In 1947, the city council passed an ordinance exacting fees on each ticket sold in local theaters. Theater owners filed a complaint against the city in court with Raffiñan, then city treasurer Anatolio Ynclino, and acting city treasurer Jesus E. Zabate as respondents. On February 18, 1956, the Supreme Court ruled that the city did not have the power to enforce the ordinance and denied the demand of plaintiffs to recover the fees that were already collected.

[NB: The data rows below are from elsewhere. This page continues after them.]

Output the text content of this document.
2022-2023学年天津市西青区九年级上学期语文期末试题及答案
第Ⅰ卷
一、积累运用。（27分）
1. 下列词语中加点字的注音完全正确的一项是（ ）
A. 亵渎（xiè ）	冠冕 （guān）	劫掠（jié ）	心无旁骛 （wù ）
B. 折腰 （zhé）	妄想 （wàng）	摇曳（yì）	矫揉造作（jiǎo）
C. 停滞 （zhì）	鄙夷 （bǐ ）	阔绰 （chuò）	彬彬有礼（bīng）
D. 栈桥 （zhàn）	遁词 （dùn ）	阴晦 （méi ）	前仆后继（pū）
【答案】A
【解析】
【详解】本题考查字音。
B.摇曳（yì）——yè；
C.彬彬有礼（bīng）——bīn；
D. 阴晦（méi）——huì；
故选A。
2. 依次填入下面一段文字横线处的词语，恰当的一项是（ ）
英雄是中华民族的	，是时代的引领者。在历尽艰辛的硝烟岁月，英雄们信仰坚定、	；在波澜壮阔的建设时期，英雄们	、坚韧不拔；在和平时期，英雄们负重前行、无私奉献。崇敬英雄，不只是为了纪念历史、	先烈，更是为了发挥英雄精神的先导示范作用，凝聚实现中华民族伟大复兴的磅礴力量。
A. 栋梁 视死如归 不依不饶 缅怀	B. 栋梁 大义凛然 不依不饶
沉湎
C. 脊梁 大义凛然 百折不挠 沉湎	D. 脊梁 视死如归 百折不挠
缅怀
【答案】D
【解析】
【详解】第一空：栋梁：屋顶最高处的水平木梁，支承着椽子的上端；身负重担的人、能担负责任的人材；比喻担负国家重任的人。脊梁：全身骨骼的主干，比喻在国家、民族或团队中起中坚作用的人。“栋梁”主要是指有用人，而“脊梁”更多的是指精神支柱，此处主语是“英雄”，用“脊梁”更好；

Raffiñan would later be replaced by Pedro Elizalde as mayor.

=== Legal practice ===
As a lawyer, he represented the Sampaguita Shoe and Slipper Factory in a suit against the Bureau of Customs and the Court of Tax Appeals that was decided by the Supreme Court.

== Historical commemoration ==

- Previously known as San Jose Street, the Miguel Raffiñan Street in Cebu City was named in his honor by virtue of City Ordinance No. 553 enacted on August 26, 1965.